The film starts in a manner which I can only call: over the top holiness. Christian religious imagery fills the screen and the sound of an orchestra and a choir can be clearly heard. The colors are on screen are unworldly, overly saturated with greens and reds.
The set feels cheap. The environment doesn’t really feel real. Instantly, the feeling that there is something wrong with the whole thing is eminent.
The film does not aim for realism, but instead strives for surrealism and absurdism as evidence by its over the top acting, colorful and messy mise-en-scene and a hyper active, handheld and peculiarly framed cinematography.
It is a religious satire, a tale of familial relationships, a display of teenage angst and lust, a touching story of love and most importantly, a display of the art of upskirt photography (Also known as Tosatu). It attempts to mesh the extremes of the genres: comedy, drama, exploitation and romance all together and does so splendidly in the most ridiculous and absurd manner.
But despite my heavy praise for the film, it does have some flaws. It’s near four hour length gets a little tedious at times due to an grandiosely excessive use of absurd moments, found mostly at the first half of the film. While this absurdity is exceedingly enjoyable to watch, a near four hours of it may get tiring. Also, I found myself enjoying the absurd humor at the first half more than the dramatic moments of the second half.

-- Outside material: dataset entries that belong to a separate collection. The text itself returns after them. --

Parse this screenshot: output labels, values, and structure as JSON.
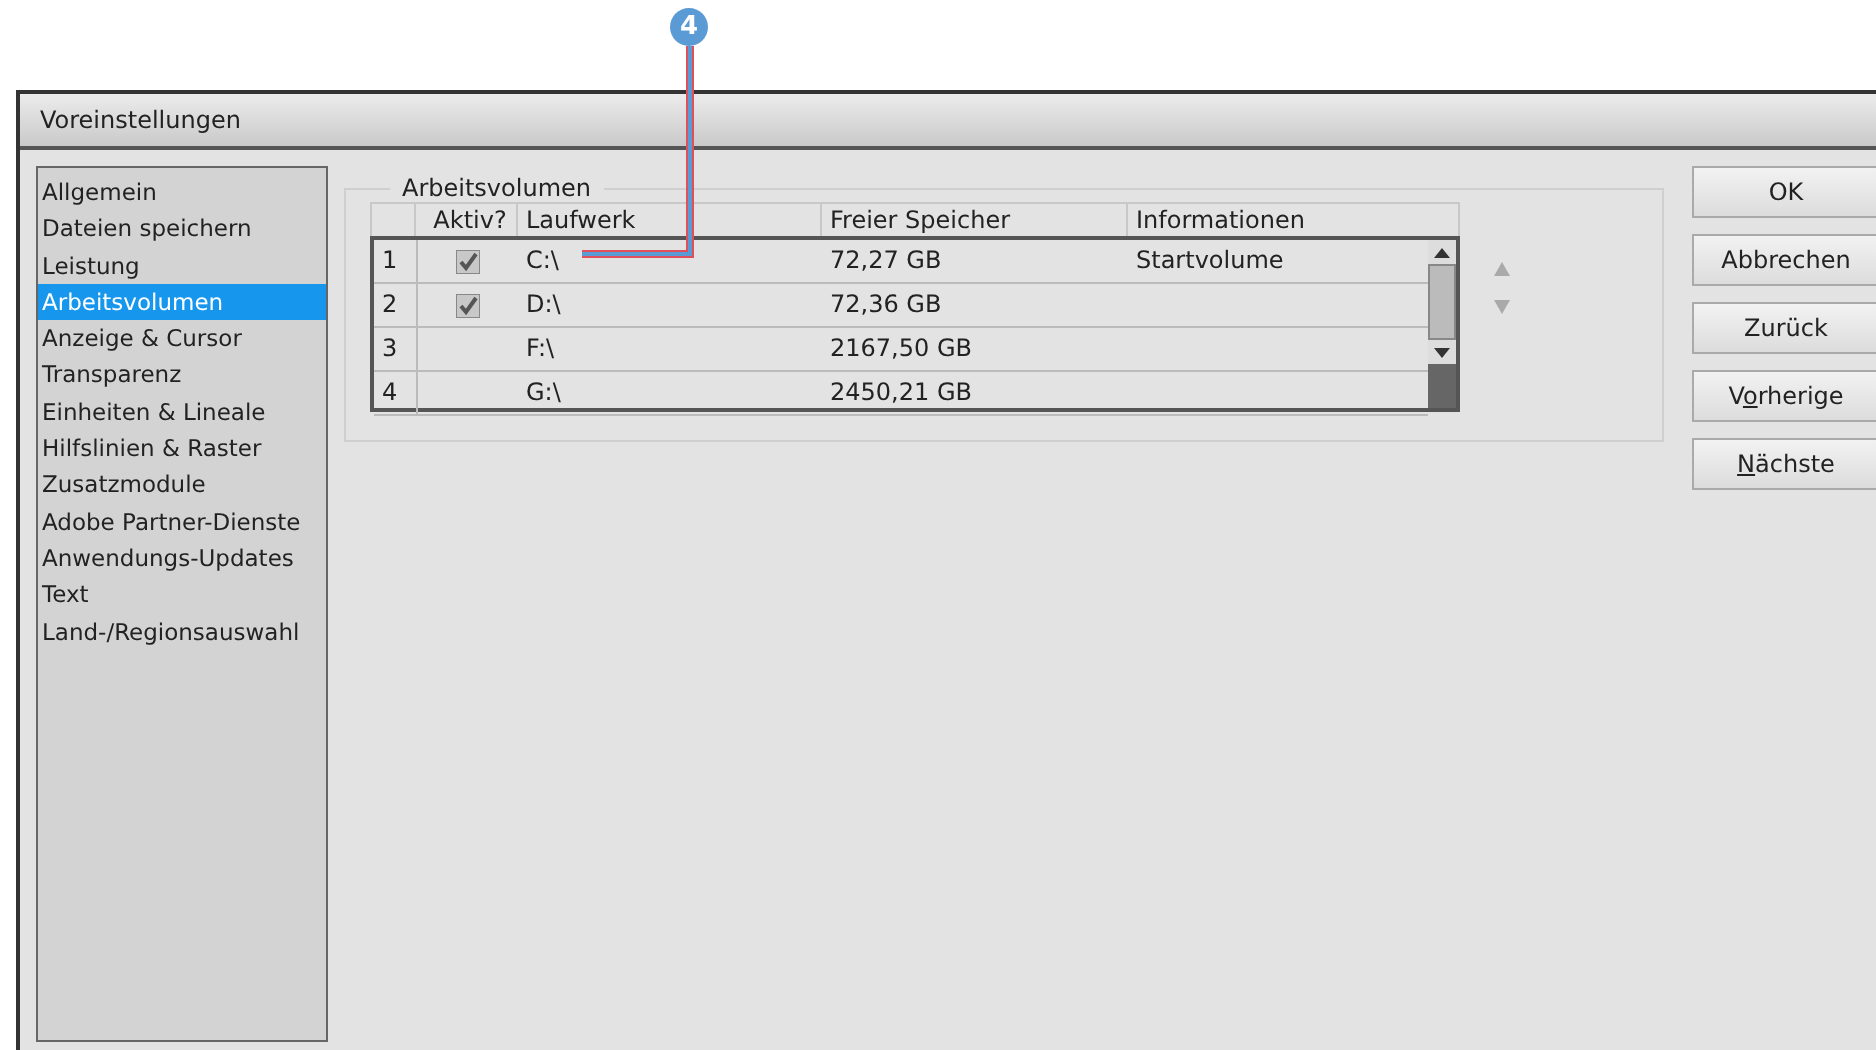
{
  "callout": {
    "label": "4"
  },
  "window": {
    "title": "Voreinstellungen"
  },
  "sidebar": {
    "items": [
      {
        "label": "Allgemein",
        "selected": false
      },
      {
        "label": "Dateien speichern",
        "selected": false
      },
      {
        "label": "Leistung",
        "selected": false
      },
      {
        "label": "Arbeitsvolumen",
        "selected": true
      },
      {
        "label": "Anzeige & Cursor",
        "selected": false
      },
      {
        "label": "Transparenz",
        "selected": false
      },
      {
        "label": "Einheiten & Lineale",
        "selected": false
      },
      {
        "label": "Hilfslinien & Raster",
        "selected": false
      },
      {
        "label": "Zusatzmodule",
        "selected": false
      },
      {
        "label": "Adobe Partner-Dienste",
        "selected": false
      },
      {
        "label": "Anwendungs-Updates",
        "selected": false
      },
      {
        "label": "Text",
        "selected": false
      },
      {
        "label": "Land-/Regionsauswahl",
        "selected": false
      }
    ]
  },
  "group": {
    "title": "Arbeitsvolumen",
    "table": {
      "columns": [
        "Aktiv?",
        "Laufwerk",
        "Freier Speicher",
        "Informationen"
      ],
      "rows": [
        {
          "number": "1",
          "checked": true,
          "drive": "C:\\",
          "free": "72,27 GB",
          "info": "Startvolume"
        },
        {
          "number": "2",
          "checked": true,
          "drive": "D:\\",
          "free": "72,36 GB"
        },
        {
          "number": "3",
          "checked": false,
          "drive": "F:\\",
          "free": "2167,50 GB"
        },
        {
          "number": "4",
          "checked": false,
          "drive": "G:\\",
          "free": "2450,21 GB"
        }
      ]
    }
  },
  "buttons": [
    {
      "label": "OK"
    },
    {
      "label": "Abbrechen"
    },
    {
      "label": "Zurück"
    },
    {
      "label_before": "V",
      "access_key": "o",
      "label_after": "rherige"
    },
    {
      "access_key": "N",
      "label_after": "ächste"
    }
  ]
}
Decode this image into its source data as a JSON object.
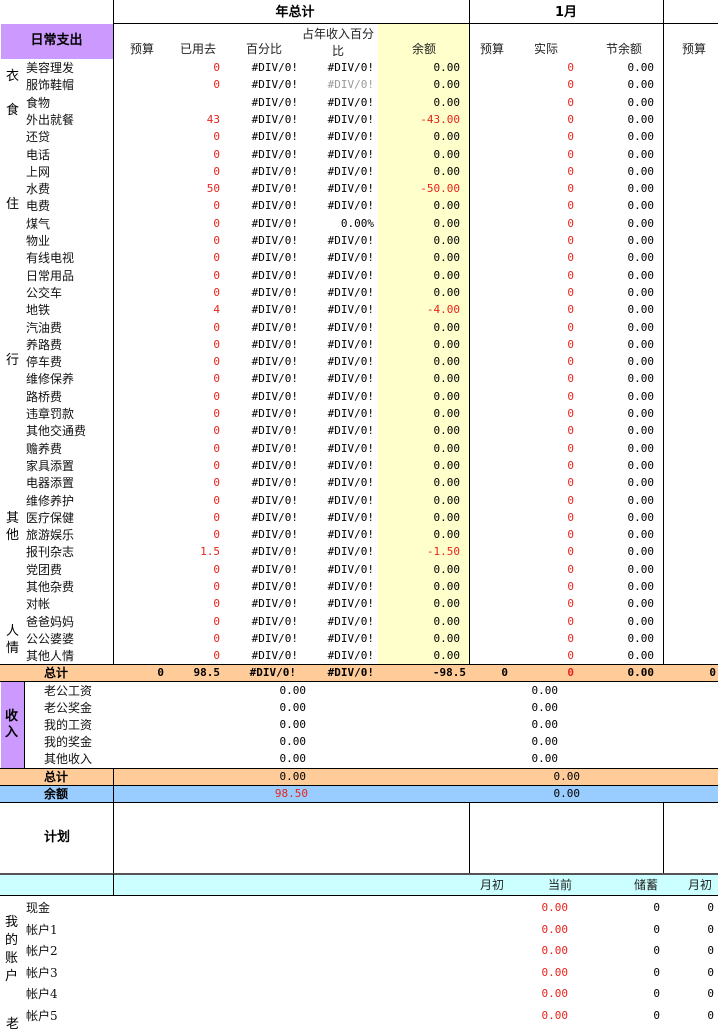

Still, this is a fantastic film, and there are many moments I wouldn’t hesitate to call absolutely genius. However, I do have to warn. ‘Love Exposure’ is first and foremost an exploitation movie. The traits of heavy sex appeal and over the top gore of the exploitation movie genre when coupled with the sensational satire and the rather tasteless gags may leave a very, very, very sour taste in the mouths of most.
Still, if one is willing to be open minded and to leave their morals out the door, the experience of watching the film may be, perhaps their longest and craziest time ever when watching a film.